Elle n’en avait pas une fois perdu la volonté en deux ans ; chaque jour, chaque heure qui avait passé, elle n’avait cessé de penser à lui. La force du temps n’était pas parvenue à résorber cet amour autrefois si sublime, aujourd’hui si affligeant. 

Elle avait tant essayé de s’en défaire, en vain.

Les moments qu’elle avait passés avec lui resteraient à jamais ancré dans son cœur ; ils perdureraient indéfiniment dans l’éternité de la mort, tout comme cette image atroce. Celle de l’homme qu’elle aime gisant dans une marre de sang, le crâne fracassé, les membres déchiquetés.

Oui, elle s’en souvient trop bien ; l’unique être qu’elle a jamais véritablement aimé sautant de ce pont, abandonnant définitivement sa vie en même temps qu’elle. Elle a encore parfaitement en mémoire cette vision horrifique, à laquelle n’ont succédé que les affres du désespoir ; ses larmes torrentielles se déversant le long de son visage décomposé, ses cris épouvantés retentissant dans le vide de ce gouffre mortel.
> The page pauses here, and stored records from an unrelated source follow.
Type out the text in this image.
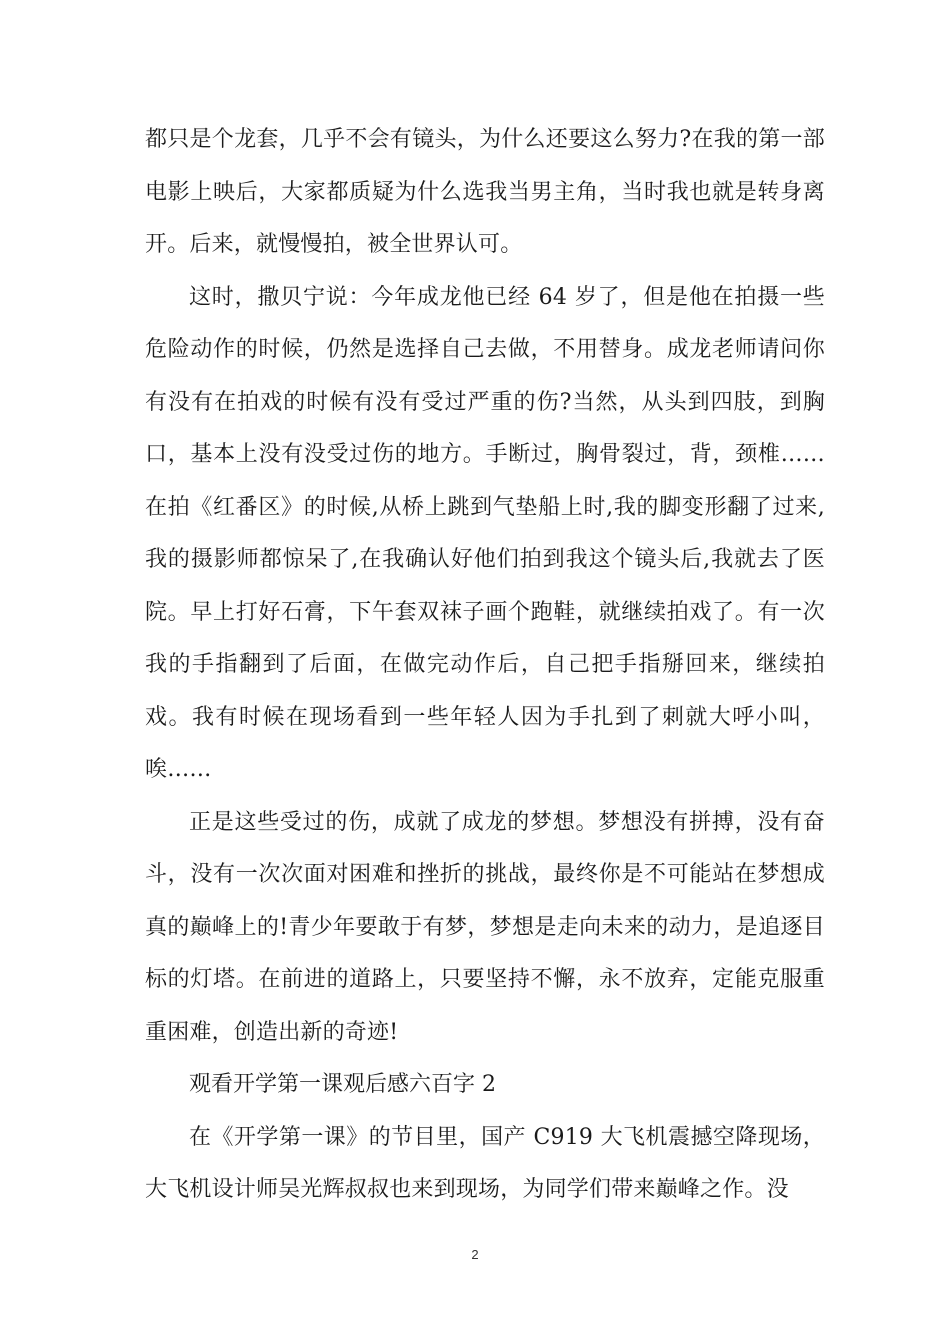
都只是个龙套，几乎不会有镜头，为什么还要这么努力?在我的第一部电影上映后，大家都质疑为什么选我当男主角，当时我也就是转身离开。后来，就慢慢拍，被全世界认可。

这时，撒贝宁说：今年成龙他已经 64 岁了，但是他在拍摄一些危险动作的时候，仍然是选择自己去做，不用替身。成龙老师请问你有没有在拍戏的时候有没有受过严重的伤?当然，从头到四肢，到胸口，基本上没有没受过伤的地方。手断过，胸骨裂过，背，颈椎……在拍《红番区》的时候,从桥上跳到气垫船上时,我的脚变形翻了过来,我的摄影师都惊呆了,在我确认好他们拍到我这个镜头后,我就去了医院。早上打好石膏，下午套双袜子画个跑鞋，就继续拍戏了。有一次我的手指翻到了后面，在做完动作后，自己把手指掰回来，继续拍戏。我有时候在现场看到一些年轻人因为手扎到了刺就大呼小叫，唉……

正是这些受过的伤，成就了成龙的梦想。梦想没有拼搏，没有奋斗，没有一次次面对困难和挫折的挑战，最终你是不可能站在梦想成真的巅峰上的!青少年要敢于有梦，梦想是走向未来的动力，是追逐目标的灯塔。在前进的道路上，只要坚持不懈，永不放弃，定能克服重重困难，创造出新的奇迹!

观看开学第一课观后感六百字 2

在《开学第一课》的节目里，国产 C919 大飞机震撼空降现场，大飞机设计师吴光辉叔叔也来到现场，为同学们带来巅峰之作。没

2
Elle se rappelle de ces derniers mots résonnant incessamment dans son esprit dévasté : « Je suis désolé, je t’aime, trouve l’amour auprès d’un autre et continue de vivre, je t’en prie ».

Vivre ? Mais comment ? 

Comment peut-on parvenir à vraiment prendre un nouveau départ, lorsque la vie n’a été pour ceux qu’on aimait qu’un infâme abattoir ? 

Comment peut-on encore rêver d’une nouvelle histoire, lorsque tout ce qu’on a connu n’a été que cauchemar ? 

Elle n’avait pas vécu une seule seconde depuis ce jour ; c’est une enveloppe vide qui avait survécu, pas elle. Sa véritable vie s’était brutalement écrasée avec lui en bas de ce pont ; seule la douleur avait subsisté dans le néant de son être. La beauté de leur amour n’était plus incarnée que par le chagrin et l’amertume. Il n’en restait qu’une âme vidée et une tombe esseulée ; les vestiges d’une femme et d’un homme oubliés dans l’effroi de leurs destinées. 

Oui, ce jour-là, ils sont morts ensembles ; il a tué celle qu’il aimait en se suicidant. 

Leurs cœurs ont pris le même chemin, mais leurs âmes se sont trouvées séparées. 

Alors, dans le désir d’une ultime union, comme lui, elle sauta.